Les joies du bivouac hivernal
4h du mat', réveillé par un petit flocon qui te tombe sur la rare partie du front qui n'est pas recouverte par ton duvet. Non, il ne neige pas à l'intérieur de la tente, c'est simplement la condensation de la tente qui a gelé, et qui retombe de la toile, bercée par de bonnes rafales de vents à l'extérieur.
Envie de pisser, le drame. "Ça va passer." Tu as plus de 15 ans d'expéditions dans les pattes, tu sais bien que ça ne passe jamais. D'ailleurs hier c'est pas passé non plus. Mais "ça va passer", tu y crois. 15min, 30min, 1h, évidemment ça ne passe pas. Comme les rafales de vent d'ailleurs.
5h30 du mat, "c'est pas passé". Quand il faut... Tu ouvres ton duvet -35°, et tu sens le froid qui touche chaque centimètre carré de ton visage. Tu sors ensuite de ton sac à viande, dans tes sous-vêtements thermiques secs, qu'évidemment tu vas faire frotter contre la toile de tente recouverte de givre. Tu jures. Tu as froid.
"Merde, elle est où la frontale." Tu jures. Tu as froid. Tu te souviens que tu l'avais mise dans ton duvet avec tout ce qui avait une batterie. Tu cherches dedans, et tu fais tomber une partie de ton duvet sur le sol, lui aussi mi givre, mi humidité. Tu jures. Mais tu as ta frontale.
Tu mets ta doudoune puis tu essayes de mettre tes chaussures, mais les lacets sont solidifiés, toujours encore par l'humidité qui a gelé. Tu souffles dessus, tu jures, et c'est bon tu mets tes chaussures.
Tu sors enfin dehors. Tout est glacé. Tu as froid et tu sens le vent dans chacun de tes poils sous ton collant thermique. Tu hésites à mettre tes raquettes, puis "oh et merde" et tu avances. Tu résistes à l'envie de ne faire que 5m, mais bon, l'once de dignité qu'il te reste te mène à au moins 20m du campement.
Tu t'arrêtes et tu t'exécutes. Tu as froid, mais cette libération te semble être le meilleur moment de ta vie. Malheureusement il est bref. Heureusement en vrai, car il fait un -10 humide à l'abri du vent, et toi, tu n'es pas à l'abri du vent.

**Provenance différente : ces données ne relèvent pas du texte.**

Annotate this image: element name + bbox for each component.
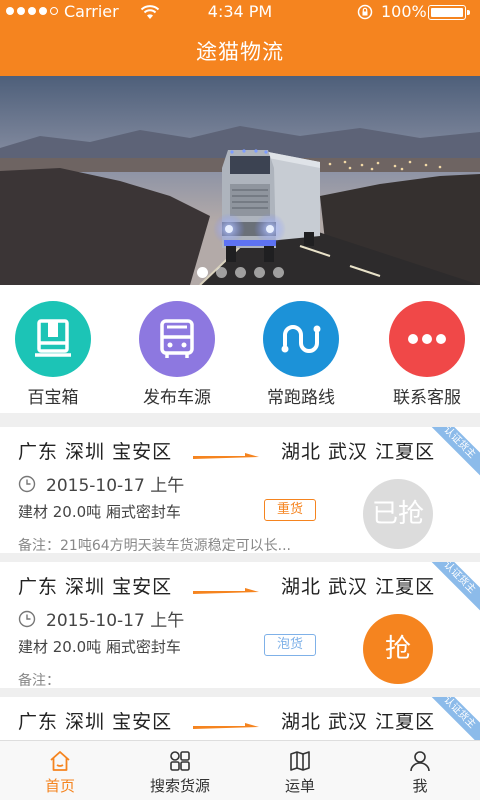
page-title: 途猫物流 bbox=[196, 40, 284, 64]
cargo-card[interactable]: 广东 深圳 宝安区 湖北 武汉 江夏区 2015-10-17 上午 建材 20.… bbox=[0, 562, 480, 688]
pager-dot[interactable] bbox=[253, 267, 265, 278]
grabbed-button[interactable]: 已抢 bbox=[363, 479, 433, 549]
clock-icon bbox=[18, 610, 36, 627]
bottom-tab-bar: 首页 搜索货源 运单 我 bbox=[0, 740, 480, 800]
app-screen: Carrier 4:34 PM 100% 途猫物流 百宝箱 发布车源 常跑路线 … bbox=[0, 0, 480, 800]
origin-location: 广东 深圳 宝安区 bbox=[18, 576, 173, 598]
clock-icon bbox=[18, 475, 36, 492]
cargo-type-badge: 泡货 bbox=[264, 634, 316, 656]
banner-carousel[interactable] bbox=[0, 76, 480, 285]
app-header: 途猫物流 bbox=[0, 24, 480, 76]
route-arrow-icon bbox=[193, 453, 259, 459]
route-arrow-icon bbox=[193, 723, 259, 729]
remarks: 备注： bbox=[18, 673, 60, 688]
quick-item-label: 联系客服 bbox=[393, 388, 461, 408]
cargo-card[interactable]: 广东 深圳 宝安区 湖北 武汉 江夏区 认证货主 bbox=[0, 697, 480, 740]
cargo-list: 广东 深圳 宝安区 湖北 武汉 江夏区 2015-10-17 上午 建材 20.… bbox=[0, 413, 480, 740]
bus-icon bbox=[139, 301, 215, 377]
origin-location: 广东 深圳 宝安区 bbox=[18, 441, 173, 463]
grid-icon bbox=[170, 751, 190, 771]
quick-item-customer-service[interactable]: 联系客服 bbox=[372, 301, 480, 408]
banner-pager[interactable] bbox=[0, 267, 480, 278]
status-bar: Carrier 4:34 PM 100% bbox=[0, 0, 480, 24]
tab-label: 运单 bbox=[284, 777, 315, 795]
battery-percent: 100% bbox=[381, 2, 427, 21]
quick-item-toolbox[interactable]: 百宝箱 bbox=[0, 301, 108, 408]
tab-home[interactable]: 首页 bbox=[0, 741, 120, 800]
quick-item-post-vehicle[interactable]: 发布车源 bbox=[122, 301, 232, 408]
tab-label: 首页 bbox=[44, 777, 75, 795]
pager-dot[interactable] bbox=[196, 267, 208, 278]
more-icon bbox=[389, 301, 465, 377]
load-date-row: 2015-10-17 上午 bbox=[18, 606, 184, 631]
tab-label: 我 bbox=[412, 777, 428, 795]
remarks: 备注：21吨64方明天装车货源稳定可以长... bbox=[18, 538, 291, 553]
pager-dot[interactable] bbox=[234, 267, 246, 278]
route-icon bbox=[263, 301, 339, 377]
origin-location: 广东 深圳 宝安区 bbox=[18, 711, 173, 733]
quick-item-regular-routes[interactable]: 常跑路线 bbox=[246, 301, 356, 408]
person-icon bbox=[410, 751, 430, 772]
grab-order-button[interactable]: 抢 bbox=[363, 614, 433, 684]
load-date: 2015-10-17 上午 bbox=[46, 476, 185, 496]
rotation-lock-icon bbox=[357, 4, 373, 20]
battery-icon bbox=[428, 5, 470, 20]
tab-profile[interactable]: 我 bbox=[360, 741, 480, 800]
quick-item-label: 常跑路线 bbox=[267, 388, 335, 408]
cargo-card[interactable]: 广东 深圳 宝安区 湖北 武汉 江夏区 2015-10-17 上午 建材 20.… bbox=[0, 427, 480, 553]
quick-item-label: 百宝箱 bbox=[27, 388, 79, 408]
box-icon bbox=[15, 301, 91, 377]
truck-banner-image bbox=[0, 76, 480, 285]
load-date-row: 2015-10-17 上午 bbox=[18, 471, 184, 496]
pager-dot[interactable] bbox=[215, 267, 227, 278]
destination-location: 湖北 武汉 江夏区 bbox=[281, 576, 436, 598]
destination-location: 湖北 武汉 江夏区 bbox=[281, 711, 436, 733]
quick-item-label: 发布车源 bbox=[143, 388, 211, 408]
destination-location: 湖北 武汉 江夏区 bbox=[281, 441, 436, 463]
home-icon bbox=[50, 751, 70, 771]
goods-info: 建材 20.0吨 厢式密封车 bbox=[18, 503, 181, 521]
route-arrow-icon bbox=[193, 588, 259, 594]
tab-label: 搜索货源 bbox=[149, 777, 210, 795]
quick-menu: 百宝箱 发布车源 常跑路线 联系客服 bbox=[0, 285, 480, 413]
goods-info: 建材 20.0吨 厢式密封车 bbox=[18, 638, 181, 656]
pager-dot[interactable] bbox=[272, 267, 284, 278]
load-date: 2015-10-17 上午 bbox=[46, 611, 185, 631]
tab-search-cargo[interactable]: 搜索货源 bbox=[120, 741, 240, 800]
map-icon bbox=[290, 751, 310, 771]
tab-waybills[interactable]: 运单 bbox=[240, 741, 360, 800]
cargo-type-badge: 重货 bbox=[264, 499, 316, 521]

Tu retournes dans ta tente, congelé. Tu enlèves tes chaussures toutes humides, puis tu marches sur une petite flaque d'eau que tu as généré 3min plus tôt en t'agitant dans la tente, mouillant tes chaussettes puis tu secoues toute la tente faisant pleuvoir du givre en essayant de rentrer maladroitement dans ton sac à viande puis ton duvet. Tu espères ne pas avoir réveillé ton partenaire de tente, sans grand espoir non plus.
6h, ça y est, enfin, tu es réinstallé, mais tu es tout humide et mouillé dans le duvet et tu as froid. "Ça va passer, faut juste attendre que la chaleur de mon corps fasse passer ça".
6h30, c'est toujours pas passé. Tu jures. 7h, c'est passé, tu es sec et réchauffé, reste plus qu'à s'endormir. Et ça arrive enfin.
7h30, debout, faut démonter le camp. Tu jures...
C'est décidé : Mars 2024, raid en autonomie au Groenland, je suis chaud ! :-)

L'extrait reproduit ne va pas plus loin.